Following a state decision to revoke the license of Hamilton Township’s health officer due to lagging restaurant inspections, the township health department reported last month that it had inspected less than 40 percent of the food retail establishments in Hamilton so far in 2019.
Township environmental health specialist Lisa Surtes appeared before the township council during its Aug. 20 meeting, and said the health office had checked for violations at 185 of the 510 businesses in the township that sell food. (This includes schools, churches, retailers and other entities—not just restaurants.) Surtes assured the council—which serves as the township board of health—that she had confidence the township would inspect all 510 by the end of the year.
This would be a change from last year, when the township did not inspect two-thirds of the food retail locations in Hamilton in 2018, according to the township’s food safety database.
The health department has been under scrutiny for more than a year, first because of conditions at the township animal shelter and now due to questions about how it inspects food retail establishments.

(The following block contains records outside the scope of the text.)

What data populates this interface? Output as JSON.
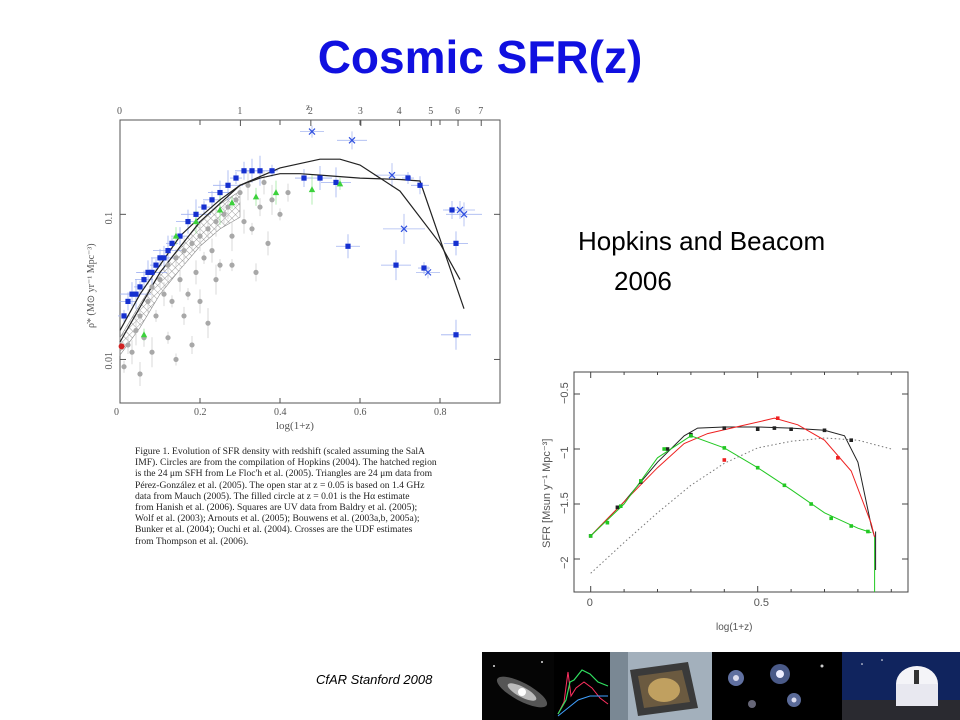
{
  "slide": {
    "title": "Cosmic SFR(z)",
    "credit_line1": "Hopkins and Beacom",
    "credit_line2": "2006",
    "footer": "CfAR Stanford 2008"
  },
  "caption_lines": [
    "Figure 1.     Evolution of SFR density with redshift (scaled assuming the SalA",
    "IMF). Circles are from the compilation of Hopkins (2004). The hatched region",
    "is the 24 μm SFH from Le Floc'h et al. (2005). Triangles are 24 μm data from",
    "Pérez-González et al. (2005). The open star at z = 0.05 is based on 1.4 GHz",
    "data from Mauch (2005). The filled circle at z = 0.01 is the Hα estimate",
    "from Hanish et al. (2006). Squares are UV data from Baldry et al. (2005);",
    "Wolf et al. (2003); Arnouts et al. (2005); Bouwens et al. (2003a,b, 2005a);",
    "Bunker et al. (2004); Ouchi et al. (2004). Crosses are the UDF estimates",
    "from Thompson et al. (2006)."
  ],
  "chart_data": [
    {
      "type": "scatter",
      "xlabel": "log(1+z)",
      "ylabel": "ρ̇* (M⊙ yr⁻¹ Mpc⁻³)",
      "top_axis_label": "z",
      "x_ticks": [
        "0",
        "0.2",
        "0.4",
        "0.6",
        "0.8"
      ],
      "top_ticks": [
        "0",
        "1",
        "2",
        "3",
        "4",
        "5",
        "6",
        "7"
      ],
      "y_ticks": [
        "0.01",
        "0.1"
      ],
      "xlim": [
        0,
        0.95
      ],
      "ylim_log10": [
        -2.3,
        -0.35
      ],
      "colors": {
        "circles": "#a8a8a8",
        "squares": "#1530d0",
        "triangles": "#3cd23c",
        "crosses": "#3050e0",
        "filled_circle": "#d02020"
      },
      "series": [
        {
          "name": "Circles",
          "points": [
            [
              0.01,
              -2.05
            ],
            [
              0.02,
              -1.9
            ],
            [
              0.03,
              -1.95
            ],
            [
              0.04,
              -1.8
            ],
            [
              0.05,
              -1.7
            ],
            [
              0.06,
              -1.85
            ],
            [
              0.07,
              -1.6
            ],
            [
              0.08,
              -1.5
            ],
            [
              0.09,
              -1.7
            ],
            [
              0.1,
              -1.45
            ],
            [
              0.11,
              -1.55
            ],
            [
              0.12,
              -1.35
            ],
            [
              0.13,
              -1.6
            ],
            [
              0.14,
              -1.3
            ],
            [
              0.15,
              -1.45
            ],
            [
              0.16,
              -1.25
            ],
            [
              0.17,
              -1.55
            ],
            [
              0.18,
              -1.2
            ],
            [
              0.19,
              -1.4
            ],
            [
              0.2,
              -1.15
            ],
            [
              0.21,
              -1.3
            ],
            [
              0.22,
              -1.1
            ],
            [
              0.23,
              -1.25
            ],
            [
              0.24,
              -1.05
            ],
            [
              0.25,
              -1.35
            ],
            [
              0.26,
              -1.0
            ],
            [
              0.27,
              -0.95
            ],
            [
              0.28,
              -1.15
            ],
            [
              0.29,
              -0.9
            ],
            [
              0.3,
              -0.85
            ],
            [
              0.31,
              -1.05
            ],
            [
              0.32,
              -0.8
            ],
            [
              0.33,
              -1.1
            ],
            [
              0.35,
              -0.95
            ],
            [
              0.37,
              -1.2
            ],
            [
              0.38,
              -0.9
            ],
            [
              0.4,
              -1.0
            ],
            [
              0.42,
              -0.85
            ],
            [
              0.05,
              -2.1
            ],
            [
              0.08,
              -1.95
            ],
            [
              0.12,
              -1.85
            ],
            [
              0.16,
              -1.7
            ],
            [
              0.2,
              -1.6
            ],
            [
              0.24,
              -1.45
            ],
            [
              0.28,
              -1.35
            ],
            [
              0.34,
              -1.4
            ],
            [
              0.36,
              -0.78
            ],
            [
              0.22,
              -1.75
            ],
            [
              0.14,
              -2.0
            ],
            [
              0.18,
              -1.9
            ]
          ]
        },
        {
          "name": "Squares",
          "points": [
            [
              0.01,
              -1.7
            ],
            [
              0.02,
              -1.6
            ],
            [
              0.03,
              -1.55
            ],
            [
              0.04,
              -1.55
            ],
            [
              0.05,
              -1.5
            ],
            [
              0.06,
              -1.45
            ],
            [
              0.07,
              -1.4
            ],
            [
              0.08,
              -1.4
            ],
            [
              0.09,
              -1.35
            ],
            [
              0.1,
              -1.3
            ],
            [
              0.11,
              -1.3
            ],
            [
              0.12,
              -1.25
            ],
            [
              0.13,
              -1.2
            ],
            [
              0.15,
              -1.15
            ],
            [
              0.17,
              -1.05
            ],
            [
              0.19,
              -1.0
            ],
            [
              0.21,
              -0.95
            ],
            [
              0.23,
              -0.9
            ],
            [
              0.25,
              -0.85
            ],
            [
              0.27,
              -0.8
            ],
            [
              0.29,
              -0.75
            ],
            [
              0.31,
              -0.7
            ],
            [
              0.33,
              -0.7
            ],
            [
              0.35,
              -0.7
            ],
            [
              0.38,
              -0.7
            ],
            [
              0.46,
              -0.75
            ],
            [
              0.5,
              -0.75
            ],
            [
              0.54,
              -0.78
            ],
            [
              0.72,
              -0.75
            ],
            [
              0.75,
              -0.8
            ],
            [
              0.57,
              -1.22
            ],
            [
              0.69,
              -1.35
            ],
            [
              0.76,
              -1.37
            ],
            [
              0.83,
              -0.97
            ],
            [
              0.84,
              -1.2
            ],
            [
              0.84,
              -1.83
            ]
          ]
        },
        {
          "name": "Triangles",
          "points": [
            [
              0.06,
              -1.83
            ],
            [
              0.14,
              -1.15
            ],
            [
              0.19,
              -1.05
            ],
            [
              0.25,
              -0.97
            ],
            [
              0.28,
              -0.92
            ],
            [
              0.34,
              -0.88
            ],
            [
              0.39,
              -0.85
            ],
            [
              0.48,
              -0.83
            ],
            [
              0.55,
              -0.79
            ]
          ]
        },
        {
          "name": "Crosses",
          "points": [
            [
              0.48,
              -0.43
            ],
            [
              0.58,
              -0.49
            ],
            [
              0.68,
              -0.73
            ],
            [
              0.71,
              -1.1
            ],
            [
              0.77,
              -1.4
            ],
            [
              0.85,
              -0.97
            ],
            [
              0.86,
              -1.0
            ]
          ]
        },
        {
          "name": "Filled circle",
          "points": [
            [
              0.004,
              -1.91
            ]
          ]
        }
      ],
      "lines": [
        {
          "name": "model fit",
          "points": [
            [
              0,
              -1.88
            ],
            [
              0.1,
              -1.4
            ],
            [
              0.2,
              -1.05
            ],
            [
              0.3,
              -0.8
            ],
            [
              0.4,
              -0.68
            ],
            [
              0.5,
              -0.62
            ],
            [
              0.55,
              -0.62
            ],
            [
              0.6,
              -0.66
            ],
            [
              0.7,
              -0.84
            ],
            [
              0.8,
              -1.2
            ],
            [
              0.85,
              -1.45
            ]
          ]
        },
        {
          "name": "piecewise fit",
          "points": [
            [
              0,
              -1.8
            ],
            [
              0.05,
              -1.55
            ],
            [
              0.1,
              -1.35
            ],
            [
              0.15,
              -1.15
            ],
            [
              0.2,
              -1.02
            ],
            [
              0.25,
              -0.9
            ],
            [
              0.3,
              -0.8
            ],
            [
              0.35,
              -0.75
            ],
            [
              0.4,
              -0.72
            ],
            [
              0.45,
              -0.72
            ],
            [
              0.5,
              -0.73
            ],
            [
              0.6,
              -0.75
            ],
            [
              0.7,
              -0.76
            ],
            [
              0.75,
              -0.77
            ],
            [
              0.86,
              -1.65
            ]
          ]
        }
      ]
    },
    {
      "type": "line",
      "xlabel": "log(1+z)",
      "ylabel": "SFR [Msun y⁻¹ Mpc⁻³]",
      "x_ticks": [
        "0",
        "0.5"
      ],
      "y_ticks": [
        "−0.5",
        "−1",
        "−1.5",
        "−2"
      ],
      "xlim": [
        -0.05,
        0.95
      ],
      "ylim": [
        -2.3,
        -0.3
      ],
      "series": [
        {
          "name": "black",
          "color": "#222222",
          "marker_points": [
            [
              0,
              -1.79
            ],
            [
              0.08,
              -1.53
            ],
            [
              0.15,
              -1.3
            ],
            [
              0.23,
              -1.0
            ],
            [
              0.3,
              -0.87
            ],
            [
              0.4,
              -0.81
            ],
            [
              0.5,
              -0.82
            ],
            [
              0.55,
              -0.81
            ],
            [
              0.6,
              -0.82
            ],
            [
              0.7,
              -0.83
            ],
            [
              0.78,
              -0.92
            ]
          ],
          "curve": [
            [
              0,
              -1.79
            ],
            [
              0.1,
              -1.48
            ],
            [
              0.2,
              -1.12
            ],
            [
              0.28,
              -0.88
            ],
            [
              0.32,
              -0.81
            ],
            [
              0.4,
              -0.8
            ],
            [
              0.5,
              -0.8
            ],
            [
              0.6,
              -0.81
            ],
            [
              0.7,
              -0.83
            ],
            [
              0.76,
              -0.88
            ],
            [
              0.8,
              -1.12
            ],
            [
              0.84,
              -1.7
            ],
            [
              0.85,
              -1.8
            ]
          ]
        },
        {
          "name": "red",
          "color": "#ee2020",
          "marker_points": [
            [
              0.4,
              -1.1
            ],
            [
              0.56,
              -0.72
            ],
            [
              0.74,
              -1.08
            ]
          ],
          "curve": [
            [
              0,
              -1.79
            ],
            [
              0.1,
              -1.48
            ],
            [
              0.2,
              -1.17
            ],
            [
              0.28,
              -0.95
            ],
            [
              0.35,
              -0.86
            ],
            [
              0.45,
              -0.79
            ],
            [
              0.55,
              -0.72
            ],
            [
              0.62,
              -0.78
            ],
            [
              0.7,
              -0.92
            ],
            [
              0.78,
              -1.2
            ],
            [
              0.84,
              -1.68
            ],
            [
              0.85,
              -1.8
            ]
          ]
        },
        {
          "name": "green",
          "color": "#22c822",
          "marker_points": [
            [
              0,
              -1.79
            ],
            [
              0.05,
              -1.67
            ],
            [
              0.09,
              -1.52
            ],
            [
              0.15,
              -1.29
            ],
            [
              0.22,
              -1.0
            ],
            [
              0.3,
              -0.88
            ],
            [
              0.4,
              -0.99
            ],
            [
              0.5,
              -1.17
            ],
            [
              0.58,
              -1.33
            ],
            [
              0.66,
              -1.5
            ],
            [
              0.72,
              -1.63
            ],
            [
              0.78,
              -1.7
            ],
            [
              0.83,
              -1.75
            ]
          ],
          "curve": [
            [
              0,
              -1.79
            ],
            [
              0.1,
              -1.5
            ],
            [
              0.2,
              -1.08
            ],
            [
              0.3,
              -0.88
            ],
            [
              0.4,
              -0.99
            ],
            [
              0.5,
              -1.17
            ],
            [
              0.6,
              -1.37
            ],
            [
              0.7,
              -1.58
            ],
            [
              0.8,
              -1.72
            ],
            [
              0.84,
              -1.76
            ]
          ]
        },
        {
          "name": "dotted",
          "color": "#777777",
          "dashed": true,
          "curve": [
            [
              0,
              -2.13
            ],
            [
              0.1,
              -1.85
            ],
            [
              0.2,
              -1.58
            ],
            [
              0.3,
              -1.33
            ],
            [
              0.4,
              -1.13
            ],
            [
              0.5,
              -0.99
            ],
            [
              0.6,
              -0.93
            ],
            [
              0.7,
              -0.9
            ],
            [
              0.8,
              -0.92
            ],
            [
              0.9,
              -1.0
            ]
          ]
        }
      ]
    }
  ]
}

In May, Mercer County Prosecutor Angelo J. Onofri announced that township health officer Jeff Plunkett, 62, and Todd Bencivengo, 56, each had been charged with two counts of third-degree animal cruelty and one count of second-degree official misconduct. Bencivengo retired in March as the supervisor of the Hamilton Township Animal Shelter.
Then, on July 10, the New Jersey Department of Health notified Plunkett of its intent to revoke his license, citing a failure to ensure safe and sanitary conditions at restaurants and the animal shelter in the township. Plunkett appealed the decision. No hearing had been scheduled yet, as of Aug. 22, according to the state Office of Administrative Law.

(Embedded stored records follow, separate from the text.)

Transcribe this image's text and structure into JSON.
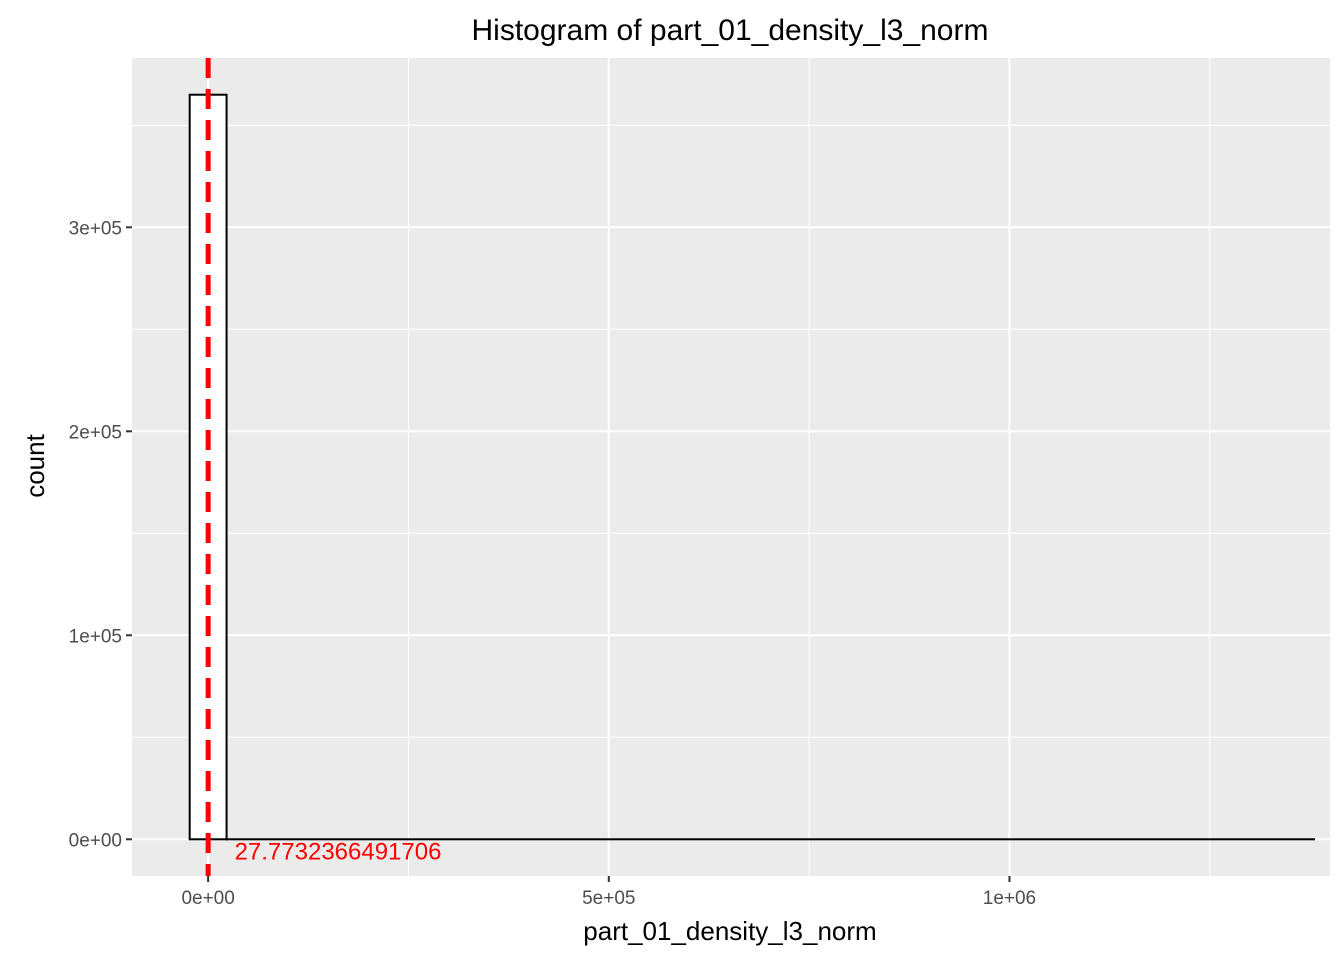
{
  "chart_data": {
    "type": "bar",
    "title": "Histogram of  part_01_density_l3_norm",
    "xlabel": "part_01_density_l3_norm",
    "ylabel": "count",
    "xlim": [
      -95000,
      1400000
    ],
    "ylim": [
      -18000,
      383000
    ],
    "x_ticks": [
      {
        "value": 0,
        "label": "0e+00"
      },
      {
        "value": 500000,
        "label": "5e+05"
      },
      {
        "value": 1000000,
        "label": "1e+06"
      }
    ],
    "y_ticks": [
      {
        "value": 0,
        "label": "0e+00"
      },
      {
        "value": 100000,
        "label": "1e+05"
      },
      {
        "value": 200000,
        "label": "2e+05"
      },
      {
        "value": 300000,
        "label": "3e+05"
      }
    ],
    "x_minor_grid": [
      250000,
      750000,
      1250000
    ],
    "y_minor_grid": [
      50000,
      150000,
      250000,
      350000
    ],
    "bins": [
      {
        "x0": -23000,
        "x1": 23000,
        "count": 365000
      },
      {
        "x0": 23000,
        "x1": 1380000,
        "count": 0
      }
    ],
    "vline": {
      "x": 27.7732366491706,
      "color": "#ff0000",
      "style": "dashed"
    },
    "annotation": {
      "text": "27.7732366491706",
      "x": 33000,
      "y": -2000,
      "color": "#ff0000"
    },
    "grid": true,
    "legend": "none",
    "colors": {
      "panel_bg": "#ebebeb",
      "grid": "#ffffff",
      "bar_fill": "#ffffff",
      "bar_outline": "#000000",
      "axis_text": "#4d4d4d",
      "title": "#000000"
    }
  }
}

Hamilton Township Mayor Kelly Yaede said in July that DOH’s argument is misleading because state and township codes do not explicitly require a restaurant be inspected annually. Instead, she said, it is the township’s understanding that the health department may inspect a restaurant as often as it deems necessary.
This contradicts a statement made by Plunkett in December 2014, when he claimed township inspects every restaurant in Hamilton twice a year. Yaede also said, in an interview with the Hamilton Post, that Plunkett told the township board of health as recently as February 2019 that every attempt is made to inspect “major facilities” within the township every year. She did not specify what qualifies a business as major.